RODRIGO FONSECA
É dia de “Mulher-Maravilha 1984” na TV aberta brasileira. A “Tela Quente” desta segunda, agendada para 22h25, faz jus a seu histórico com superproduções (finas) de Hollywood e abre o horário nobre da Globo para a Princesa das Amazonas e sua intérprete, Gal Gadot. Tudo indica que a atriz vai perder o cargo na nova fase da DC Comics no audiovisual, repaginada por James Gunn, com direito a filme do Sargento Rock pilotado pelo italiano Luca Guadagnino. Que Gal possa ficar um pouco mais com o papel que a celebrizou e ampliou o séquito de fãs personagem criada nos quadrinhos em 1941 pelo psicólogo William Moulton Marston (1893-1947) pelo desenhista Harry G. Peter (1880-1958). No Brasil ela é (muito bem) dublada por Flávia Saddy em suas peripécias cinéfilas sob a direção de Patty Jenkins.
Em maio deste ano, a Mulher-Maravilha ganhou um reforço nas bancas graças ao empenho da Panini Comics em publicar um tijolaço de 640 páginas com a saga de reinvenção da vigilante escrita por George Pérez (1954-2022), quadrinista nova-iorquino de origem porto-riquenha que reciclou a super-heroína com sua mirada antissexista. Além de uma revista mensal onde aparece ao lado do Flash, MM ganhou ainda da Panini o especial de 200 páginas “Evolução”, no qual combate alienígenas, num jogo mortífero, idealizada por uma equipe de artistas que reúne Mike Hawthorne, Stefano Raffaele e Stephanie Phillips.
Quem quiser ser deliciar com essas iguarias gráficas deve, antes, mergulhar na sessão de “Wonder Woman 1984” hoje na Globo. Foi um dos títulos de maior destaque do primeiro ano da pandemia, 2020, que sofreu o impacto da covid-19 em suas plateias. Apesar disso, o Tempo refez a relevância da produção, que chega hoje ao canal de televisão de maior popularidade do país, com uma dublagem requintada.
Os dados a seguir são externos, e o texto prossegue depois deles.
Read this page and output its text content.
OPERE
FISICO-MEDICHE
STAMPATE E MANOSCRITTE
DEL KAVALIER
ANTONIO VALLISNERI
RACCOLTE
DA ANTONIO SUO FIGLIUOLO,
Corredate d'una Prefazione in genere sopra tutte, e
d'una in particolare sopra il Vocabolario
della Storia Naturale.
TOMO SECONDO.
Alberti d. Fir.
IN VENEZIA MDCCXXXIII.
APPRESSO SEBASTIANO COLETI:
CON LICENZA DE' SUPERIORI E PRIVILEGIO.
Orçado em US$ 200 milhões, “Mulher-Maravilha 1984” sequer empatou os custos, ao faturar cerca de US$ 169 milhões. Apesar de ter frustrado os exibidores, o longa-metragem é uma finíssima alegoria política em sua reflexão sobre a gênese de figuras como Donald Trump: magnatas que encontram no exercício do Poder uma satisfação de sua libido de comando. Esse é o lugar simbólico ocupado pelo vilão Maxwell Lord, empresário que sempre se apresenta como uma estrela da TV e vai, minuto a minuto, depurando sua sordidez em prol de um projeto de controle, sem perder um quinhão de humanidade em sua relação com o filho. O vilão é encarnado com esplendor por Pedro Pascal, dublado aqui por Fernando Lopes.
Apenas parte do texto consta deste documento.